Sobbing uncontrollably in her office, I saw image after image of the ongoing abuse, in the house next to the church, on the ski trip, in the bathroom, he had pursued and used me. I screamed as I realized what he had done to me. I felt dirty and ugly.  

That day there was no way to walk through all these points of trauma. So, Joni led me to the edge of a creek in my imagination and encouraged me to dive in. The water felt icy cold, in the office I inhaled quickly as one does after diving into cold water. But, the water washed me clean. All the dirt and ugly washed away. I stepped out naked and clean, made new somehow on the other side. There Jesus met me and wrapped a white robe around me. He tied it with a rope, then, he picked me up. I was little as he held me and rocked me in His arms.  

Even though from that time I knew how pervasive the abuse had been, lasting for three years, at every opportunity Sherwood had had, I left Joni’s office that day, believing,

“That should take care of it.”

That day I didn’t know my flights into anger, my overeating, my need to please, my fears of sex, my inability to handle money, my struggle with ministry, and my fear of male friendships etc. were rooted in the shame, brokenness, and trauma I had experienced with Sherwood.

His actions compounded the brokenness I already had experienced in childhood. So rather than “take care of it,” the revelation and first steps in healing simply unlocked more pain, homosexual desires, anger, and a barrage of same-sex images. It was like a key had been turned to a long-locked closet, and once the door was opened, like pandora’s box, it could not be closed again. Rather than Joni’s prayer being a “one stop” meal, like a drive-up window at a fast-food restaurant, I stepped, a bit unwillingly into a healing journey. 

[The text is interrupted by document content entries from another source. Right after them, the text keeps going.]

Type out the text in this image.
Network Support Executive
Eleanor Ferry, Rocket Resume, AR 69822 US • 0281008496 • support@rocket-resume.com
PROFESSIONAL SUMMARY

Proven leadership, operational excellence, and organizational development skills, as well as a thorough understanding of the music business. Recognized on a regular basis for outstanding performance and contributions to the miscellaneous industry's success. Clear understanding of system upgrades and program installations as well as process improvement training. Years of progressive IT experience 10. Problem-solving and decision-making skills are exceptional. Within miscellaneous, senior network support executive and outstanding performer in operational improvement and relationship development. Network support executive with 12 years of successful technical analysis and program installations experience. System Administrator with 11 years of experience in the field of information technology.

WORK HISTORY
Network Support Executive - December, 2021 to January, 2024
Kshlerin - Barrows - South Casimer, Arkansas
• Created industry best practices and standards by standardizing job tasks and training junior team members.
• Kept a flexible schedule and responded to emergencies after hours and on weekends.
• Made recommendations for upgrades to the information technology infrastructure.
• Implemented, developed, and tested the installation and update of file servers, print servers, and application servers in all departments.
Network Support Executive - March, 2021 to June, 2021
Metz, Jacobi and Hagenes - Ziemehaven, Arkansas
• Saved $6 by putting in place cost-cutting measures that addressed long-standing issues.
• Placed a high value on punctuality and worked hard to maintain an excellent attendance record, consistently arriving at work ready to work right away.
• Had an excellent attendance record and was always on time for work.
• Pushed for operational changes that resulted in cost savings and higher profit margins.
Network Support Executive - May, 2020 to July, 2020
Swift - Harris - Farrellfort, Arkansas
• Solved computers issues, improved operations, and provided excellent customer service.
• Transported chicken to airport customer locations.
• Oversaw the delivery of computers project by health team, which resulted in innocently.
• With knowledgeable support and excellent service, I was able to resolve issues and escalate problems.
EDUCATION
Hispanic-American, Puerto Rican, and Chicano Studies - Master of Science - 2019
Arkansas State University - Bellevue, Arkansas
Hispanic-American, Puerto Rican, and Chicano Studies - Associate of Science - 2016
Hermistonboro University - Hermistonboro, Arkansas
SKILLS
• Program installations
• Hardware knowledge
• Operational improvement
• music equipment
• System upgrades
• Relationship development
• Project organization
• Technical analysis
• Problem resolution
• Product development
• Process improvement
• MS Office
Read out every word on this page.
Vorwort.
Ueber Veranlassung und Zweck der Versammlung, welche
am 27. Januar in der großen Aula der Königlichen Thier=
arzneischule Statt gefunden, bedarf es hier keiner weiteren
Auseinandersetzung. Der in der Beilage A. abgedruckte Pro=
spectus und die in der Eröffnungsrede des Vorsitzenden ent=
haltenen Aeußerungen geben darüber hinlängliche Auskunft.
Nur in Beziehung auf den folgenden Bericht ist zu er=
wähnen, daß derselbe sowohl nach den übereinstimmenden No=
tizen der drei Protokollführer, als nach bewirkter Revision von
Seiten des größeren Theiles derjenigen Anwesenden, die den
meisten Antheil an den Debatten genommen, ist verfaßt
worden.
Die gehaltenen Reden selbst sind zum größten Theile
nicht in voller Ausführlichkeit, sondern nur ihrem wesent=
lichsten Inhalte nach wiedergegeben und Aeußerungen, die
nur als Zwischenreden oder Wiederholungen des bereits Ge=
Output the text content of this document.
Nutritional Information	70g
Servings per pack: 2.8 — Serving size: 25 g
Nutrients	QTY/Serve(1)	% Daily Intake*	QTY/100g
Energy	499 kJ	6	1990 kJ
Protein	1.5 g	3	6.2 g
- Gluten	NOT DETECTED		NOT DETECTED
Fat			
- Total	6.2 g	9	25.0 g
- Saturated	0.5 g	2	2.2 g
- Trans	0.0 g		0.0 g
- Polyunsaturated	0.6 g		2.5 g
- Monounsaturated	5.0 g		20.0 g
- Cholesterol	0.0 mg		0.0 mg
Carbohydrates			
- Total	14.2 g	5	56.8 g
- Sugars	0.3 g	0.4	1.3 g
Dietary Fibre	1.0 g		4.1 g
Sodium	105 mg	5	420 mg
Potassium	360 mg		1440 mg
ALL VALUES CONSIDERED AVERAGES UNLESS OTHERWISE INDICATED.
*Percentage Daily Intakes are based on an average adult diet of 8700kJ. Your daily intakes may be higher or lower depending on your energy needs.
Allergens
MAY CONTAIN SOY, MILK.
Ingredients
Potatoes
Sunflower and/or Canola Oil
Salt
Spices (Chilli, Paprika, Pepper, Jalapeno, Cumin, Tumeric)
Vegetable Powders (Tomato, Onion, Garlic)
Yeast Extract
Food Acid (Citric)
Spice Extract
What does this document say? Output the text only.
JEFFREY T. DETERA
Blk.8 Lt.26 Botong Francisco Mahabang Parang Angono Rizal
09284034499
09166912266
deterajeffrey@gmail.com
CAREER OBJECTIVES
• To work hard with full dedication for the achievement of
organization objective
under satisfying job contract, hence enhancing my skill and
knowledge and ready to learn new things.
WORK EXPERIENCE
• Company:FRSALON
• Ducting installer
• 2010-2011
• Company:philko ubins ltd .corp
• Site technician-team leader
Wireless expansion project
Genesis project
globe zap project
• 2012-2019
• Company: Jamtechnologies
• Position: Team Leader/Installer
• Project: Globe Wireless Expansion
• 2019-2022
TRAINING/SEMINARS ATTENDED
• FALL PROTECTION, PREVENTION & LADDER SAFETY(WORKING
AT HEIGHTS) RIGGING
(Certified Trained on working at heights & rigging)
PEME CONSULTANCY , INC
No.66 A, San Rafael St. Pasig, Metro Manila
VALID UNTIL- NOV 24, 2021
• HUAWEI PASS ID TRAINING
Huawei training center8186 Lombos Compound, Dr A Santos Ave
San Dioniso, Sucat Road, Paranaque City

In one of the most famous Psalms, the 23rd, the psalmist wrote, “He leads me in paths of righteousness for His name’s sake. Even though I walk through the valley of the shadow of death, I’ll fear no evil.” God leads not around but through the dark “valleys” of memory and pain. But with the Psalmist so is my experience, Jesus never abandoned me to the pain but was constant in saying,

“I am with you.”  

This knowledge has sustained me in this 28-year journey of healing. I’m not done with the journey, I don’t imagine, but I can say I’ve seen giants defeated, shame uprooted, and hope and joy established within me.

So much of the healing has been in friendships with men who have helped rebuild what was broken as they put skin on Jesus in my life. Thanks for joining me as I share some of my journey.